[rescue] Vesa Local Bus video cards

Joshua D. Boyd jdboyd at celestrion.celestrion.net
Mon Mar 31 21:41:45 CST 2003


On Mon, Mar 31, 2003 at 05:08:52PM -0800, Francisco Javier Mesa-Martinez wrote:

> I think EISA came before VLB, VLB was never inteded to replace EISA, in
> fact I have seen EISA/VLB motherboards. It was just a way of having a fast
> pipe to graphics boards, since both EISA and ISA could choke with some of
> the datarates needed for full resolution 24bit imaginery. Think of the VLB
> as the yesteryear's AGP. I think the only other boards that I have seen
> employin the VLB standard were SCSI adapters....
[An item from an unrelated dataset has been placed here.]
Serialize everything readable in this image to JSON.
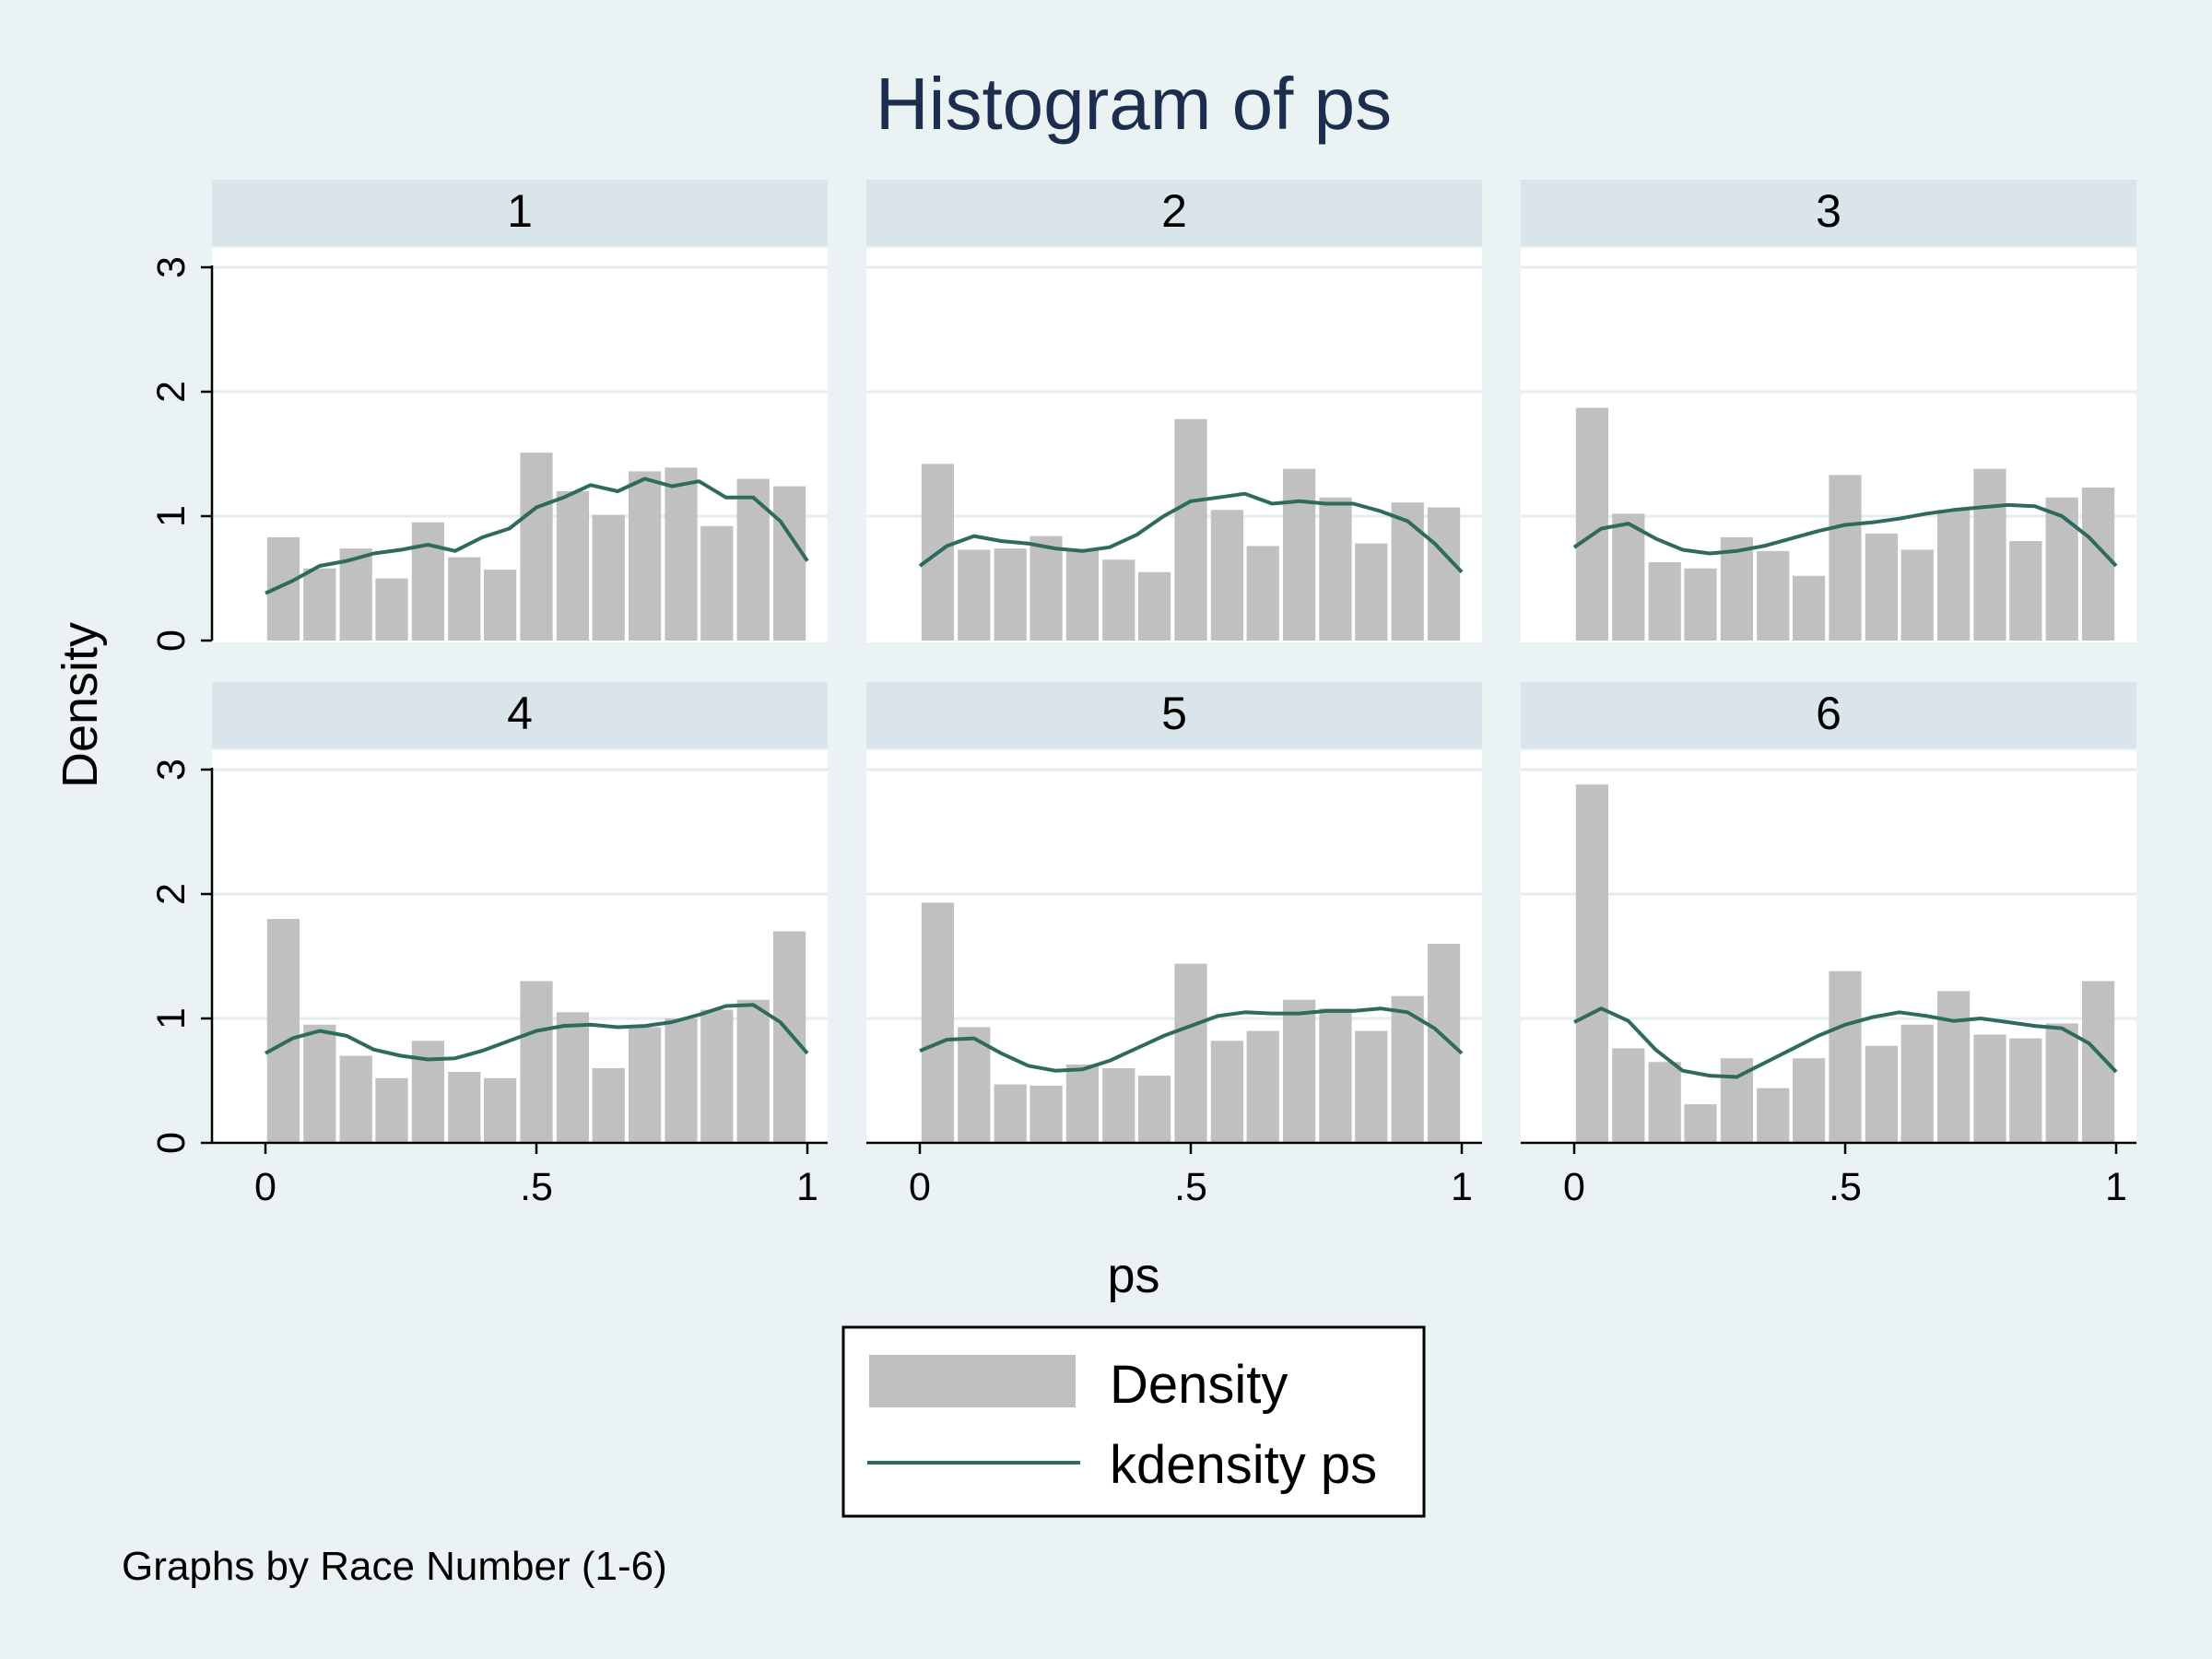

Politically/socially AGP may be the VLB of today.  But AGP is derived
from PCI with a faster pipe into memory.  It isn't a tap onto the CPU
bus to my understanding.  I'm not sure why people don't focus on pushing
the PCI standard instead of pushing AGP.  I mean, several manufactors
make or made boards with mostly PCI33/32 but one or two PCI64/66 slots,
and PCI 64/66 was about the same speed as the first 2 or 3 generations
of AGP, so why not keep pushing PCI faster and still only provide one or
two really good slots and a lot of slower ones?  Isn't modern AGP just
pushing the clock rate faster over the older generations?  I realize
that a few generations worked a new feature in, but aren't most of them
just a clock bump?  That I'm less clear on.